The Manila Thermal Power Plant (MTPP) is a decommissioned power plant found on Isla de Provisor, in the Paco District of Manila, in the Philippines.

Located along the Pasig River, it was sold to the Malaysian firm Gagasan Steel, Inc. by Power Sector Assets and Liabilities Management Corporation (PSALM), an agency of the Philippine government tasked with privatising underperforming power assets.

==History==
The power plant was composed of two Heavy Oil (bunker C) fired units: Unit One was commissioned on September 1, 1965, and Unit Two was commissioned on October 15, 1966.

Owned by the National Power Corporation, each unit can produce up to 100 megawatts.
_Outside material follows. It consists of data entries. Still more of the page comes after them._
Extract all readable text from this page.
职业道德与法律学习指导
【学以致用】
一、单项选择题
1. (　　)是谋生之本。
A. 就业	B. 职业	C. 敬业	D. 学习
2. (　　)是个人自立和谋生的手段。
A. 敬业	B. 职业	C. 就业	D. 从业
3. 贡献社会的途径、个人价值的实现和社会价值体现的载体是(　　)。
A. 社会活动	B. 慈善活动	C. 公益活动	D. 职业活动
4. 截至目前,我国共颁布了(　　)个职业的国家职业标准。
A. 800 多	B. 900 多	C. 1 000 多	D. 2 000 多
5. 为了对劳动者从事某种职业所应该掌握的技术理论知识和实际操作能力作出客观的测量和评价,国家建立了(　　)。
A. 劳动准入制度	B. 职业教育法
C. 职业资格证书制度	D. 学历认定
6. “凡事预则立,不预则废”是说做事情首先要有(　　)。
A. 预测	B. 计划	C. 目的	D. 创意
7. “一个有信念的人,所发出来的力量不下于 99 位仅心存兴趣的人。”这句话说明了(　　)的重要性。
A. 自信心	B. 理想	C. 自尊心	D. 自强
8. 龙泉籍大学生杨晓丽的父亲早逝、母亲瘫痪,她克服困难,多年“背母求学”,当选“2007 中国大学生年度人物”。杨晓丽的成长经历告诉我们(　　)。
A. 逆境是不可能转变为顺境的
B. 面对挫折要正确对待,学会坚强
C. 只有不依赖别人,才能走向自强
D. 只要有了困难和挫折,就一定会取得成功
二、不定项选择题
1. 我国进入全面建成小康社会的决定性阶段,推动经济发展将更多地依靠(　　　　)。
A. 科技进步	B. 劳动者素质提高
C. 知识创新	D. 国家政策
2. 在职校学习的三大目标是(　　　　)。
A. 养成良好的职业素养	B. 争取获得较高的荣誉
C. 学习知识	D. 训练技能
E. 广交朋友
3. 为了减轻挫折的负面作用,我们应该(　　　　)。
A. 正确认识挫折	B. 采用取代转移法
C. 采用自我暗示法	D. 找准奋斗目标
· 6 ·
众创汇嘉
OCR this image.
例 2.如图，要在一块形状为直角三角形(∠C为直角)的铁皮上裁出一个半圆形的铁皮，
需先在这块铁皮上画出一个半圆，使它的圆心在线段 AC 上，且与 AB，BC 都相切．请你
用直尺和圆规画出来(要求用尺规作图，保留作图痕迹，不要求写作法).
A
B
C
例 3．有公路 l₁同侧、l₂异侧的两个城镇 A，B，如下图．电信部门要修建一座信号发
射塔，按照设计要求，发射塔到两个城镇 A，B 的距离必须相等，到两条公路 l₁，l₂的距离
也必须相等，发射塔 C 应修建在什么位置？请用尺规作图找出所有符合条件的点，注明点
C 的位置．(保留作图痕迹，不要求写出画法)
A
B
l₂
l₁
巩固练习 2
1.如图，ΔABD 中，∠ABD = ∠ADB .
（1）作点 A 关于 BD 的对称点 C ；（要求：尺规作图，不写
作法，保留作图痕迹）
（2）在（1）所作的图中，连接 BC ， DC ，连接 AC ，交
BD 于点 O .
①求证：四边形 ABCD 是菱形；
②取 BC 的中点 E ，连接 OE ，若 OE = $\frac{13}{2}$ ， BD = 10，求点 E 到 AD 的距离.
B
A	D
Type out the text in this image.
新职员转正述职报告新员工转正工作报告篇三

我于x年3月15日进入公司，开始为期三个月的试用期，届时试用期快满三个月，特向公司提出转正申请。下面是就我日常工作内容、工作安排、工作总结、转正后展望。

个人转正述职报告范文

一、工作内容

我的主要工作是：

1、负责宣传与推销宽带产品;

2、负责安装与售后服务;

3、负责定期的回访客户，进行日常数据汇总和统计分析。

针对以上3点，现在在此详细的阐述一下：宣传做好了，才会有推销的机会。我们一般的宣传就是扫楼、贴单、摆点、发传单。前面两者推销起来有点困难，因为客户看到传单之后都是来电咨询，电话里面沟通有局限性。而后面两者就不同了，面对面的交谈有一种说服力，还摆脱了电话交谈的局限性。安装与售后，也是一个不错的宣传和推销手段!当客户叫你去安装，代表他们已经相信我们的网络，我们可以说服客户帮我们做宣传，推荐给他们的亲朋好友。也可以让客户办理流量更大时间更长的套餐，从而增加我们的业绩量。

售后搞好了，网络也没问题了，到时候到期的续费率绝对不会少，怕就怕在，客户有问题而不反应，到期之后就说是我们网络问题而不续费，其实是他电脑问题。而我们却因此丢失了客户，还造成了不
The power plant substantially contributed to the Luzon Grid until they were both decommissioned in January 2000.

==Auction==
After decommissioned, MTTP was auctioned off by PSALM, as was the two-hectare plot of land it stands on. The government had been trying to sell its power assets to help boost revenue and encourage private investments in power generation to create a competitive electricity market and eventually lower power costs. PSALM expected MTPP's potential bidders to come from the construction and steel sectors.

On its first try in the first quarter of 2005, the auction failed due to lack of investor interest. A second try, in the last quarter of 2006, similarly failed. On its third attempt in February 2008, the government decided to include the land on which the power plant stood to increase interest; the property is near SM City Manila and other commercial centers. However, it failed again since South Korea-based JC Ethanol and Metal Trading Corp. offered a price lower than what the government was willing to accept. Malaysia's Gagasan Steel did not meet technical requirements, and was thus disqualified from the bidding.

In April 2008, PSALM entered into negotiated bid and completed negotiations with Gagasan Steel to acquire MTPP for US$2.5 million. The auction did not include the underlying land because foreign entities are legally banned from owning land in the Philippines. PSALM issued Gagasan the notice of award and certificate of effectivity after the Malaysian firm gave PSALM a performance bond of US$1.253 million. Gagasan will be responsible for the dismantling of the facilities and site clean-up, for six months subject to extension.